The CF card is working fine now running off a Marvell driver that I installed, and I can easily connect to work and home networks.

Now, I recently bought a 3COM OfficeConnect Wireless 11g PCMCIA Card (version 2.0), product # 3CRWE154G72, and I found out that the thing doesn't want to plug and play.

As a general rule, does one have to find a unique driver for all PCMCIA wifi cards, even if it uses a common chipset? The 3CRWE154G72 seems to utilize PrismGT, but I don't know where to find a WinMob 2003 driver. Any ideas on where to go?


----------



## TheOutcaste (Aug 8, 2007)

Most PCMCIA cards will require a driver specific to the device.
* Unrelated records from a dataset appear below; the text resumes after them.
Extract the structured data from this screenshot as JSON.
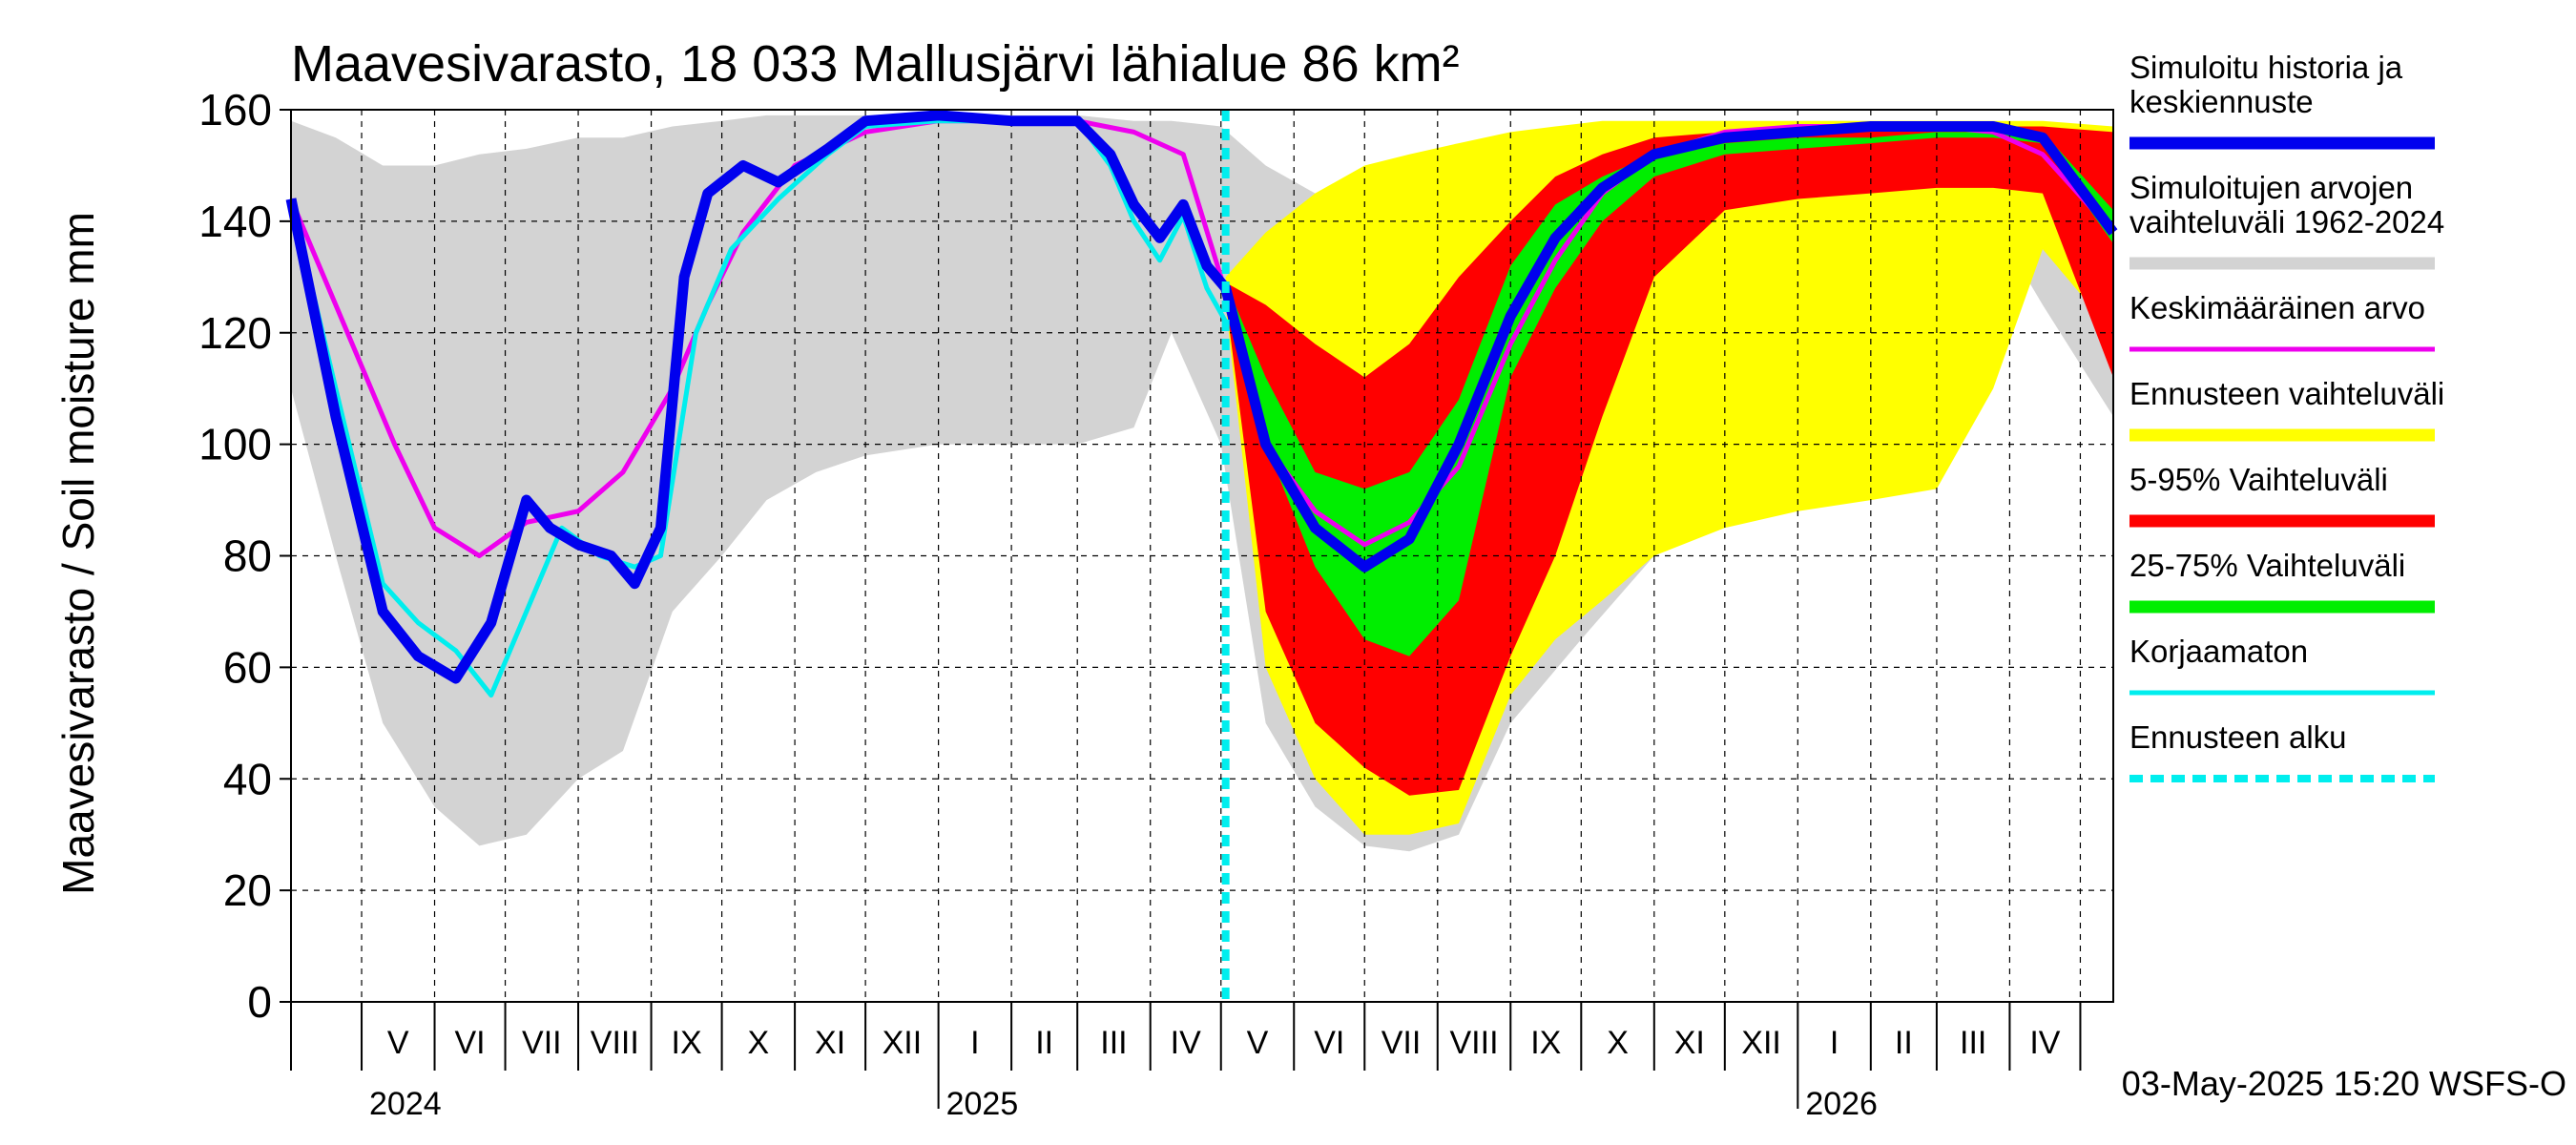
{
  "chart_data": {
    "type": "area",
    "title": "Maavesivarasto, 18 033 Mallusjärvi lähialue 86 km²",
    "ylabel": "Maavesivarasto / Soil moisture   mm",
    "xlabel": "",
    "ylim": [
      0,
      160
    ],
    "yticks": [
      0,
      20,
      40,
      60,
      80,
      100,
      120,
      140,
      160
    ],
    "grid": true,
    "legend_position": "right",
    "x_start": "2024-04-01",
    "x_end": "2026-05-15",
    "forecast_start": "2025-05-03",
    "month_labels": [
      {
        "label": "V",
        "date": "2024-05-01"
      },
      {
        "label": "VI",
        "date": "2024-06-01"
      },
      {
        "label": "VII",
        "date": "2024-07-01"
      },
      {
        "label": "VIII",
        "date": "2024-08-01"
      },
      {
        "label": "IX",
        "date": "2024-09-01"
      },
      {
        "label": "X",
        "date": "2024-10-01"
      },
      {
        "label": "XI",
        "date": "2024-11-01"
      },
      {
        "label": "XII",
        "date": "2024-12-01"
      },
      {
        "label": "I",
        "date": "2025-01-01"
      },
      {
        "label": "II",
        "date": "2025-02-01"
      },
      {
        "label": "III",
        "date": "2025-03-01"
      },
      {
        "label": "IV",
        "date": "2025-04-01"
      },
      {
        "label": "V",
        "date": "2025-05-01"
      },
      {
        "label": "VI",
        "date": "2025-06-01"
      },
      {
        "label": "VII",
        "date": "2025-07-01"
      },
      {
        "label": "VIII",
        "date": "2025-08-01"
      },
      {
        "label": "IX",
        "date": "2025-09-01"
      },
      {
        "label": "X",
        "date": "2025-10-01"
      },
      {
        "label": "XI",
        "date": "2025-11-01"
      },
      {
        "label": "XII",
        "date": "2025-12-01"
      },
      {
        "label": "I",
        "date": "2026-01-01"
      },
      {
        "label": "II",
        "date": "2026-02-01"
      },
      {
        "label": "III",
        "date": "2026-03-01"
      },
      {
        "label": "IV",
        "date": "2026-04-01"
      }
    ],
    "year_labels": [
      {
        "label": "2024",
        "date": "2024-05-01"
      },
      {
        "label": "2025",
        "date": "2025-01-01"
      },
      {
        "label": "2026",
        "date": "2026-01-01"
      }
    ],
    "legend": [
      {
        "label": "Simuloitu historia ja\nkeskiennuste",
        "color": "#0000ee",
        "style": "thick"
      },
      {
        "label": "Simuloitujen arvojen\nvaihteluväli 1962-2024",
        "color": "#d3d3d3",
        "style": "thick"
      },
      {
        "label": "Keskimääräinen arvo",
        "color": "#ee00ee",
        "style": "line"
      },
      {
        "label": "Ennusteen vaihteluväli",
        "color": "#ffff00",
        "style": "thick"
      },
      {
        "label": "5-95% Vaihteluväli",
        "color": "#ff0000",
        "style": "thick"
      },
      {
        "label": "25-75% Vaihteluväli",
        "color": "#00ee00",
        "style": "thick"
      },
      {
        "label": "Korjaamaton",
        "color": "#00eeee",
        "style": "line"
      },
      {
        "label": "Ennusteen alku",
        "color": "#00eeee",
        "style": "dashed"
      }
    ],
    "series": [
      {
        "name": "Simuloitujen arvojen vaihteluväli 1962-2024",
        "kind": "band",
        "color": "#d3d3d3",
        "x": [
          "2024-04-01",
          "2024-04-20",
          "2024-05-10",
          "2024-06-01",
          "2024-06-20",
          "2024-07-10",
          "2024-08-01",
          "2024-08-20",
          "2024-09-10",
          "2024-10-01",
          "2024-10-20",
          "2024-11-10",
          "2024-12-01",
          "2025-01-01",
          "2025-02-01",
          "2025-03-01",
          "2025-03-25",
          "2025-04-10",
          "2025-05-01",
          "2025-05-20",
          "2025-06-10",
          "2025-07-01",
          "2025-07-20",
          "2025-08-10",
          "2025-09-01",
          "2025-10-01",
          "2025-11-01",
          "2025-12-01",
          "2026-01-01",
          "2026-02-01",
          "2026-03-01",
          "2026-03-25",
          "2026-04-15",
          "2026-05-15"
        ],
        "lower": [
          110,
          80,
          50,
          35,
          28,
          30,
          40,
          45,
          70,
          80,
          90,
          95,
          98,
          100,
          100,
          100,
          103,
          120,
          100,
          50,
          35,
          28,
          27,
          30,
          50,
          65,
          80,
          90,
          100,
          105,
          108,
          140,
          125,
          105
        ],
        "upper": [
          158,
          155,
          150,
          150,
          152,
          153,
          155,
          155,
          157,
          158,
          159,
          159,
          159,
          159,
          159,
          159,
          158,
          158,
          157,
          150,
          145,
          145,
          148,
          152,
          155,
          157,
          158,
          158,
          158,
          158,
          158,
          158,
          157,
          156
        ]
      },
      {
        "name": "Ennusteen vaihteluväli",
        "kind": "band",
        "color": "#ffff00",
        "x": [
          "2025-05-03",
          "2025-05-20",
          "2025-06-10",
          "2025-07-01",
          "2025-07-20",
          "2025-08-10",
          "2025-09-01",
          "2025-09-20",
          "2025-10-10",
          "2025-11-01",
          "2025-12-01",
          "2026-01-01",
          "2026-02-01",
          "2026-03-01",
          "2026-03-25",
          "2026-04-15",
          "2026-05-15"
        ],
        "lower": [
          125,
          60,
          40,
          30,
          30,
          32,
          55,
          65,
          72,
          80,
          85,
          88,
          90,
          92,
          110,
          135,
          120
        ],
        "upper": [
          130,
          138,
          145,
          150,
          152,
          154,
          156,
          157,
          158,
          158,
          158,
          158,
          158,
          158,
          158,
          158,
          157
        ]
      },
      {
        "name": "5-95% Vaihteluväli",
        "kind": "band",
        "color": "#ff0000",
        "x": [
          "2025-05-03",
          "2025-05-20",
          "2025-06-10",
          "2025-07-01",
          "2025-07-20",
          "2025-08-10",
          "2025-09-01",
          "2025-09-20",
          "2025-10-10",
          "2025-11-01",
          "2025-12-01",
          "2026-01-01",
          "2026-02-01",
          "2026-03-01",
          "2026-03-25",
          "2026-04-15",
          "2026-05-15"
        ],
        "lower": [
          126,
          70,
          50,
          42,
          37,
          38,
          62,
          80,
          105,
          130,
          142,
          144,
          145,
          146,
          146,
          145,
          112
        ],
        "upper": [
          129,
          125,
          118,
          112,
          118,
          130,
          140,
          148,
          152,
          155,
          156,
          157,
          157,
          157,
          157,
          157,
          156
        ]
      },
      {
        "name": "25-75% Vaihteluväli",
        "kind": "band",
        "color": "#00ee00",
        "x": [
          "2025-05-03",
          "2025-05-20",
          "2025-06-10",
          "2025-07-01",
          "2025-07-20",
          "2025-08-10",
          "2025-09-01",
          "2025-09-20",
          "2025-10-10",
          "2025-11-01",
          "2025-12-01",
          "2026-01-01",
          "2026-02-01",
          "2026-03-01",
          "2026-03-25",
          "2026-04-15",
          "2026-05-15"
        ],
        "lower": [
          127,
          100,
          78,
          65,
          62,
          72,
          112,
          128,
          140,
          148,
          152,
          153,
          154,
          155,
          155,
          154,
          136
        ],
        "upper": [
          129,
          112,
          95,
          92,
          95,
          108,
          132,
          143,
          148,
          152,
          154,
          155,
          155,
          156,
          156,
          156,
          142
        ]
      },
      {
        "name": "Keskimääräinen arvo",
        "kind": "line",
        "color": "#ee00ee",
        "x": [
          "2024-04-01",
          "2024-04-25",
          "2024-05-15",
          "2024-06-01",
          "2024-06-20",
          "2024-07-10",
          "2024-08-01",
          "2024-08-20",
          "2024-09-10",
          "2024-09-25",
          "2024-10-10",
          "2024-11-01",
          "2024-12-01",
          "2025-01-01",
          "2025-02-01",
          "2025-03-01",
          "2025-03-25",
          "2025-04-15",
          "2025-05-01",
          "2025-05-20",
          "2025-06-10",
          "2025-07-01",
          "2025-07-20",
          "2025-08-10",
          "2025-09-01",
          "2025-09-20",
          "2025-10-10",
          "2025-11-01",
          "2025-12-01",
          "2026-01-01",
          "2026-02-01",
          "2026-03-01",
          "2026-03-25",
          "2026-04-15",
          "2026-05-15"
        ],
        "y": [
          144,
          120,
          100,
          85,
          80,
          86,
          88,
          95,
          110,
          125,
          138,
          150,
          156,
          158,
          158,
          158,
          156,
          152,
          130,
          100,
          88,
          82,
          86,
          96,
          118,
          133,
          145,
          152,
          156,
          157,
          157,
          157,
          156,
          152,
          138
        ]
      },
      {
        "name": "Korjaamaton",
        "kind": "line",
        "color": "#00eeee",
        "x": [
          "2024-04-01",
          "2024-04-20",
          "2024-05-10",
          "2024-05-25",
          "2024-06-10",
          "2024-06-25",
          "2024-07-10",
          "2024-07-25",
          "2024-08-10",
          "2024-08-25",
          "2024-09-05",
          "2024-09-20",
          "2024-10-05",
          "2024-10-25",
          "2024-11-15",
          "2024-12-01",
          "2025-01-01",
          "2025-02-01",
          "2025-03-01",
          "2025-03-15",
          "2025-03-25",
          "2025-04-05",
          "2025-04-15",
          "2025-04-25",
          "2025-05-03"
        ],
        "y": [
          144,
          110,
          75,
          68,
          63,
          55,
          70,
          85,
          80,
          78,
          80,
          120,
          135,
          144,
          152,
          157,
          158,
          158,
          158,
          150,
          140,
          133,
          141,
          128,
          122
        ]
      },
      {
        "name": "Simuloitu historia ja keskiennuste",
        "kind": "line",
        "color": "#0000ee",
        "x": [
          "2024-04-01",
          "2024-04-20",
          "2024-05-10",
          "2024-05-25",
          "2024-06-10",
          "2024-06-25",
          "2024-07-10",
          "2024-07-20",
          "2024-08-01",
          "2024-08-15",
          "2024-08-25",
          "2024-09-05",
          "2024-09-15",
          "2024-09-25",
          "2024-10-10",
          "2024-10-25",
          "2024-11-15",
          "2024-12-01",
          "2025-01-01",
          "2025-02-01",
          "2025-03-01",
          "2025-03-15",
          "2025-03-25",
          "2025-04-05",
          "2025-04-15",
          "2025-04-25",
          "2025-05-03",
          "2025-05-20",
          "2025-06-10",
          "2025-07-01",
          "2025-07-20",
          "2025-08-10",
          "2025-09-01",
          "2025-09-20",
          "2025-10-10",
          "2025-11-01",
          "2025-12-01",
          "2026-01-01",
          "2026-02-01",
          "2026-03-01",
          "2026-03-25",
          "2026-04-15",
          "2026-05-15"
        ],
        "y": [
          144,
          105,
          70,
          62,
          58,
          68,
          90,
          85,
          82,
          80,
          75,
          85,
          130,
          145,
          150,
          147,
          153,
          158,
          159,
          158,
          158,
          152,
          143,
          137,
          143,
          132,
          128,
          100,
          85,
          78,
          83,
          100,
          123,
          137,
          146,
          152,
          155,
          156,
          157,
          157,
          157,
          155,
          138
        ]
      }
    ],
    "footer": "03-May-2025 15:20 WSFS-O"
  }
}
3com only provides drivers for Windows XP, 2000, 98 and ME. I doubt if any of them will work for Windows Mobile, but the latest version can be downloaded here:
http://www.3com.com/products/en_US/result.jsp?selected=5&sort=effdt&sku=3CRWE154G72&order=desc


----------



## trelph (Nov 28, 2007)

So how does one go about getting a PCMCIA card to work with an Expansion Sleeve? Does the adapter have to come packaged with a custom WinCE driver? That doesn't sound very easy to come across.


----------



## TheOutcaste (Aug 8, 2007)

I suspect most manufacturers opted to develop CF cards (and now SD) rather than PCMCIA for Pocket PCs as they figure smaller is better.
Check the peripherals link here PocketPC FAQ, they list cards that support Windows CE.


----------



## DoubleHelix (Dec 10, 2004)

You you already have a Compact Flash wireless adapter that works fine, but you want this other PCMCIA adapter to work?


----------



## trelph (Nov 28, 2007)

DoubleHelix said:


> You you already have a Compact Flash wireless adapter that works fine, but you want this other PCMCIA adapter to work?


Correct. The PCMCIA sleeve I have has an integrated extra battery, and I'd like to make use of it. Also, I'd like to find a card with more functionality.


----------